Sitenizi yeni gördüm. Tebrik ederim. Çok beğendim. Keşke Rodos görevim sırasında erişme imkanim olsaydı. Sizin siteyi gördükten sonra Istankoy'de ziyaret etmediğim, görmediğim cok yerler olduğunu öğrendim. Sitede bir yerde Neval Konuk'un kitabindan söz ediyorsunuz. Ozellikle Midilli ve Sakız adasında değinilen eserleri bizzat köy köy dolaşarak tespit ettim. Bir çok eksiklik olduğunu da tahmin ediyorum. Sizin de yazıda, bahsettiğiniz gibi, aslında Osmanli döneminde inşa edilen her eserin "Osmanlı Eseri" olarak kabul edilmesi gerekiyor. Izinler saraydan çıkıyor çoğuna da yardım ediliyor.


Ağaç işçiliğinin, oyma sanatının en güzel örneklerinden biri olan Lonca Camiinin içinin fotoğrafları olsa çok güzel olurdu. Caminin içine girdiğim zaman yanımda maalesef fotoğraf makinesi yoktu.

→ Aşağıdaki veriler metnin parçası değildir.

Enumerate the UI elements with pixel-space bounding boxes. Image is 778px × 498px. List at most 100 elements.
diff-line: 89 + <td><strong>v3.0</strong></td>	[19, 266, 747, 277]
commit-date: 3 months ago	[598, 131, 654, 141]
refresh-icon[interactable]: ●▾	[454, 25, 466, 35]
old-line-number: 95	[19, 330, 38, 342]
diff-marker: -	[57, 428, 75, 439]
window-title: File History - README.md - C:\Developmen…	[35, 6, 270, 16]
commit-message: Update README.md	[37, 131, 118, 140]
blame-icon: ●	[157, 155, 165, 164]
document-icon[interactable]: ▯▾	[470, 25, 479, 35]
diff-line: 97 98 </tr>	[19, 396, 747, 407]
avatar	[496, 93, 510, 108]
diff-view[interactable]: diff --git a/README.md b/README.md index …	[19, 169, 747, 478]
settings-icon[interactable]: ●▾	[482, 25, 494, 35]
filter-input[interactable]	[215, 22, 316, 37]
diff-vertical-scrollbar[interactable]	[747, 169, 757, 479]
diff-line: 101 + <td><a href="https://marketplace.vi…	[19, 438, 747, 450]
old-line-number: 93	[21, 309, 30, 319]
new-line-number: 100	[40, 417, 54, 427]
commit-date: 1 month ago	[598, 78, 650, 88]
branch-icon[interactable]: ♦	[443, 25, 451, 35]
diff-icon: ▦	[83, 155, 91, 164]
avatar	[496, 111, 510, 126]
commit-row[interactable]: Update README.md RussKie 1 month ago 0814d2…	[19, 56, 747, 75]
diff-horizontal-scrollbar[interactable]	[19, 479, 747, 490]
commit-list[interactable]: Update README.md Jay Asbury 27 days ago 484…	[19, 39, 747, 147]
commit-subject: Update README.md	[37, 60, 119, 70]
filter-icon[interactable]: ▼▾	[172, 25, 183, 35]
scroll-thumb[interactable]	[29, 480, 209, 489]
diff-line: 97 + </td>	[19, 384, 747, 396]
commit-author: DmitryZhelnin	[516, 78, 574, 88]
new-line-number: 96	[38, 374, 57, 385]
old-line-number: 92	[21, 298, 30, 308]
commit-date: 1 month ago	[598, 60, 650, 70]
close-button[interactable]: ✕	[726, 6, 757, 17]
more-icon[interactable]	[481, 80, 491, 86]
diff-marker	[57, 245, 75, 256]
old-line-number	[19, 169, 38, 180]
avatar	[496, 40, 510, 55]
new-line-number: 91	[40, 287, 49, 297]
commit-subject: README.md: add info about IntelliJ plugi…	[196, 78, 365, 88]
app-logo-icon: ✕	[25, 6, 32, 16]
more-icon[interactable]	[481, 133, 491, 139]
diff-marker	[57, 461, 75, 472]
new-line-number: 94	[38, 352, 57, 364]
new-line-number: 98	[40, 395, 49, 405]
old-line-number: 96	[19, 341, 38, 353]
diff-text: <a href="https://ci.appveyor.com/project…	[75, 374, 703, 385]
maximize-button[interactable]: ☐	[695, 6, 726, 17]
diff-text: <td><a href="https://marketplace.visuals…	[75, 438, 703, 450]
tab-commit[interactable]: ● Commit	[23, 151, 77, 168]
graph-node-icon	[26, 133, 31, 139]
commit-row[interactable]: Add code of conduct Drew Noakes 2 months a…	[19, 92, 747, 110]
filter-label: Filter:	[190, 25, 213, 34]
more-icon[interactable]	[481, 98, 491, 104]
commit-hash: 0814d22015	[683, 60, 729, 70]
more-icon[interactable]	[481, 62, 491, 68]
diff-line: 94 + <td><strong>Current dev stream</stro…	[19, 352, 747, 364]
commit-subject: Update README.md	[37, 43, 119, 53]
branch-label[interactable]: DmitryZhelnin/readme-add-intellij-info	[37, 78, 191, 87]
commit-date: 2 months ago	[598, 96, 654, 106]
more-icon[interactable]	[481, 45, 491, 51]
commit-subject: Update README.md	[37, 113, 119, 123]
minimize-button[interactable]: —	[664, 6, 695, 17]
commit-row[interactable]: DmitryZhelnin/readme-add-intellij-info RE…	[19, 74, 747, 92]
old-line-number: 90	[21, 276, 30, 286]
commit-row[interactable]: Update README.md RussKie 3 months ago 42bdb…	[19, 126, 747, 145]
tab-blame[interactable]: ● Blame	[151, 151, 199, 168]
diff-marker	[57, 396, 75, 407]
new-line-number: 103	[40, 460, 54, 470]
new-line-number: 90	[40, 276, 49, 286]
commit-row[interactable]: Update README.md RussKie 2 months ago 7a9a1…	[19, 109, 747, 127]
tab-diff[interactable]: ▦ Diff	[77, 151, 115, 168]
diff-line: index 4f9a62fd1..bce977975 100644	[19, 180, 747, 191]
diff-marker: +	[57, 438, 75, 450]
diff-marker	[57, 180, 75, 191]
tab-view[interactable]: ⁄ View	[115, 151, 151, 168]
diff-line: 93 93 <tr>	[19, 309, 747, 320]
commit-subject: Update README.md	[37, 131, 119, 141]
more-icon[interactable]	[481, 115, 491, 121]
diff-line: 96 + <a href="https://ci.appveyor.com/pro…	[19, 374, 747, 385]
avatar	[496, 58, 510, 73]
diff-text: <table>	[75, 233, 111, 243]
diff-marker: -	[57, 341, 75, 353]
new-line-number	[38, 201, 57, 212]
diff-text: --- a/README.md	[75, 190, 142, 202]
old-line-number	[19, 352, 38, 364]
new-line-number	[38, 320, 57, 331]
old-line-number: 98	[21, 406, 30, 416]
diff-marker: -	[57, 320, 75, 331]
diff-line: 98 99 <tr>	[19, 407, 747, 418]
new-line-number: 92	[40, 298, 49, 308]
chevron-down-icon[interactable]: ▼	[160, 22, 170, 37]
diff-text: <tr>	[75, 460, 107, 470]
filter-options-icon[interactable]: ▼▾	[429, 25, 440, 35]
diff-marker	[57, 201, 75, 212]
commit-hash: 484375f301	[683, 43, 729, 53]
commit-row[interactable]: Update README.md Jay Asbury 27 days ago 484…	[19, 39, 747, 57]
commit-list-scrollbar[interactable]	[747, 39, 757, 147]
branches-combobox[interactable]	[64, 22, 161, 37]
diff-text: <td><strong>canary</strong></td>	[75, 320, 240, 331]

Sizi tekrar tebrik ederim.


Ahmet Arda

Rodos Eski Baskonsolosu

Anvers Baskonsolosu




Sayın Mehmet Demirci,


Çok başarılı biçimde hazırlanmış sitenizi Türk-Yunan ilişkileri ilgili bir araştırma sırasında google'da buldum. Önce kutlarım ve başarılar dilerim.


Kendimi kısaca tanıtayım. Ben 1958 yılından beri  Yeni Adana Gazetesini (www. yeniadana.net) ailemiz adına yöneten bir gazeteciyim. Gazetemiz 1918'den beri yayınlanan, kuruluşunda da Fransız işgaline karşı  verilen savaşımda etkili görevler üstlenmiş olan bir yayın organıdır.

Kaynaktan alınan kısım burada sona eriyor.